The standard of care for men with metastatic prostate cancer in the castration-sensitive or naive space is simple…[it] historically…has been androgen deprivation therapy. The challenge is the longer those men live suppressed on testosterone, the more likely [it is] for them to become castration resistant….“[C]astration resistant” [has] a very simple definition; it requires for you to have a rising PSA and/or evidence of clinical progression. [I]f you indeed have metastatic disease, when you develop…a rising PSA, radiographic progression, and/or symptomatic progression,…in the absence of male hormone (which is defined by a testosterone level less than 50), that makes you fit in the definition for castration-resistant disease.

[T]he standard of care for those men is quite large today in North America. We have over 7 lines of therapy that are…life-prolonging agents….[W]hat I think is important to understand is…there are many lines of therapy that our patients can receive, yet the sequence of such agents is not well understood;…we don't understand [the] mechanisms of resistance.

VISION was a very specific trial. Patients were in fact required to have a PSMA-positive PET. Now,…I think most of us in the field realize that whole body bone scans using technetium-99 and CT [computerized tomography] scans of the chest, abdomen, and pelvic region…have become obsolete, for the most part….[W]ith the approval of PSMA PET in North America this year, I think the field will move quite rapidly into that space. It is now part of the NCCN [National Comprehensive Cancer Network] guidelines. And I think that…[in] the next year to 5 years, we're going to be…using PSMA PETs right and left to…define how we…treat our patients.

[T]he primary end points used [in VISION] were what they call…alternative primary end points. And that simply meant, as Mike Morris presented at ASCO this year,…that the study…would have been positive if either or both primary end points were significant. So the important part of this is that if you look at the primary end point [of overall] survival, the hazard ratio…in that trial was 0.62, which…means [a] 38% relative risk reduction of dying from prostate cancer if you receive lutetium PSMA, against the control arm…run out, [to 15.3 months and 11.3 months, respectively, with a difference of] around 4 months between the 2 arms….If you look…at the [other primary end point of] rPFS in the prolonged survival, just for this set of patients who actually had rPFS analysis, that also actually met their primary end point with a hazard ratio 0.6.

[T]he important part is this is a hazard ratio that is consistent with all hazard ratios that we have seen in that space. Remember, the hazard ratio put survival in all the ORIOLE trial and the radium-223 and in the chemotherapy trials…between 0.6 and 0.5, if you will, to 0.79. So [it’s] really consistent with an improvement in outcome for these patients.

And now we're going to have to start paying more attention to the side effects, as these can be quite cumbersome to manage. [T]here are some unique side effects that are important for us to be aware of.

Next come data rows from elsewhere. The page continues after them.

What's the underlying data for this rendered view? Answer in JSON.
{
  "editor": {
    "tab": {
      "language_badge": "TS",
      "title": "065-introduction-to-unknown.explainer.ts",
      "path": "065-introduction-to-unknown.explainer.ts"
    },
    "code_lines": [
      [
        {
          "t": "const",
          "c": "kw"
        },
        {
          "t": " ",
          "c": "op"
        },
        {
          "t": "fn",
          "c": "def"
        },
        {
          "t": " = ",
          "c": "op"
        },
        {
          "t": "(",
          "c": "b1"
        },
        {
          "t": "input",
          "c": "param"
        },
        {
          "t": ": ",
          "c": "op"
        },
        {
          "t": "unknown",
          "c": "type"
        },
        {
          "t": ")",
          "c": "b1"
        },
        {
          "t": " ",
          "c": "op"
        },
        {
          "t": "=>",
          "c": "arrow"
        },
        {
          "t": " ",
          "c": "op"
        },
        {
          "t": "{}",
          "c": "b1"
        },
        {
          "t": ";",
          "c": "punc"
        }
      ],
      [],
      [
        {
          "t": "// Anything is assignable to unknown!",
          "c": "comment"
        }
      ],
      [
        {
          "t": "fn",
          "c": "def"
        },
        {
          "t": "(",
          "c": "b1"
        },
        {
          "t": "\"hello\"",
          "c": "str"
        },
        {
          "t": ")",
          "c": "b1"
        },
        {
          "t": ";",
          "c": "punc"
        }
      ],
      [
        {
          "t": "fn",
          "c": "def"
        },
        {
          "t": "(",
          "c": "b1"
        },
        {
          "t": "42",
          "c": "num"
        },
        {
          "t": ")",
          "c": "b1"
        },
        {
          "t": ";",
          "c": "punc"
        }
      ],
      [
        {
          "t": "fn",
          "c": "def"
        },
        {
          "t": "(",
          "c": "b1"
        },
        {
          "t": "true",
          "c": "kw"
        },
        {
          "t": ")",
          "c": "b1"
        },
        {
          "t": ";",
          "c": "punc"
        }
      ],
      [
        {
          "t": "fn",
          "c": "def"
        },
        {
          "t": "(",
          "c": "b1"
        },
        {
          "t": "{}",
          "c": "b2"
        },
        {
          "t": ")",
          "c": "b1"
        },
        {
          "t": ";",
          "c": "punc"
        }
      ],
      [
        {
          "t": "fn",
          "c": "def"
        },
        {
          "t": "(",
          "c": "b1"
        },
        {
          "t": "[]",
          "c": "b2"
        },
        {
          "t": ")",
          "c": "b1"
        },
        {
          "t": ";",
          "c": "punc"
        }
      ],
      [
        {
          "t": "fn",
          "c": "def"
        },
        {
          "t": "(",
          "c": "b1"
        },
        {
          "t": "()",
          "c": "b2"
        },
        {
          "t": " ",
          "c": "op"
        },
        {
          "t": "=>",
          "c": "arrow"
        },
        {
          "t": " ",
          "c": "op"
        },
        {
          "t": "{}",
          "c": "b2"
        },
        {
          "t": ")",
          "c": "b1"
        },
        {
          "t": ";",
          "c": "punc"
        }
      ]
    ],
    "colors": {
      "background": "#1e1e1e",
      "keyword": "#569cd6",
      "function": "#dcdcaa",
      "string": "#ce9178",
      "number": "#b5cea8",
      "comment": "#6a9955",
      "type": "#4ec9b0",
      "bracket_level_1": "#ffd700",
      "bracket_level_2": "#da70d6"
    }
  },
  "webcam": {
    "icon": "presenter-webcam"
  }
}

They have to be learned—I shouldn't say learned, because medical oncologists do this—but certainly [we need to] be a little bit more in tune with [them], as we're not accustomed to see[ing] them drastically with the standard chemotherapies that we use, or for that matter, with the oral agents that we're using in that space.

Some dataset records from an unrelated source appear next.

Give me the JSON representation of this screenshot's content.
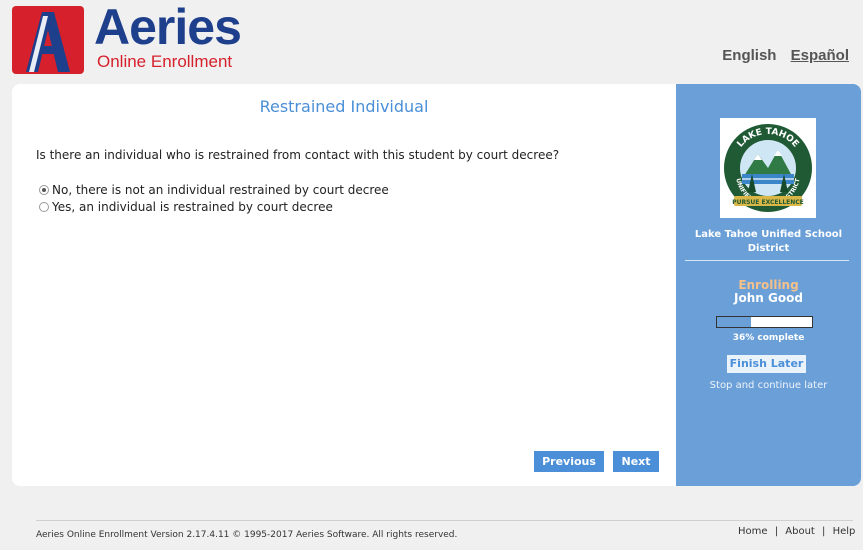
{
  "brand": {
    "logo_letter": "A",
    "title": "Aeries",
    "subtitle": "Online Enrollment",
    "logo_color": "#d6202b",
    "title_color": "#1d3f8c"
  },
  "languages": {
    "english": "English",
    "spanish": "Español"
  },
  "page": {
    "title": "Restrained Individual",
    "question": "Is there an individual who is restrained from contact with this student by court decree?",
    "options": [
      {
        "label": "No, there is not an individual restrained by court decree",
        "selected": true
      },
      {
        "label": "Yes, an individual is restrained by court decree",
        "selected": false
      }
    ],
    "previous_label": "Previous",
    "next_label": "Next",
    "accent_color": "#4a8fd8"
  },
  "sidebar": {
    "district_logo_text": {
      "top": "LAKE TAHOE",
      "bottom": "UNIFIED SCHOOL DISTRICT",
      "banner": "PURSUE EXCELLENCE"
    },
    "district_name": "Lake Tahoe Unified School District",
    "enrolling_label": "Enrolling",
    "student_name": "John Good",
    "progress_percent": 36,
    "progress_text": "36% complete",
    "finish_later_label": "Finish Later",
    "stop_text": "Stop and continue later",
    "background_color": "#6a9fd8"
  },
  "footer": {
    "copyright": "Aeries Online Enrollment Version 2.17.4.11 © 1995-2017 Aeries Software. All rights reserved.",
    "home": "Home",
    "about": "About",
    "help": "Help",
    "separator": "|"
  }
}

[In the end,] lutetium PSMA becomes…one of the most attractive therapeutic targets in the field for men with castration-resistant prostate cancer. I don't think the future could be more exciting for our patients, for all of us who do drug development in prostate cancer. I think we have accomplished quite a bit in the last 7 years [and] have drastically changed how we manage our patients. And I think the future is bright for the field, and certainly for our patients, which is the primary reason why we do what we do.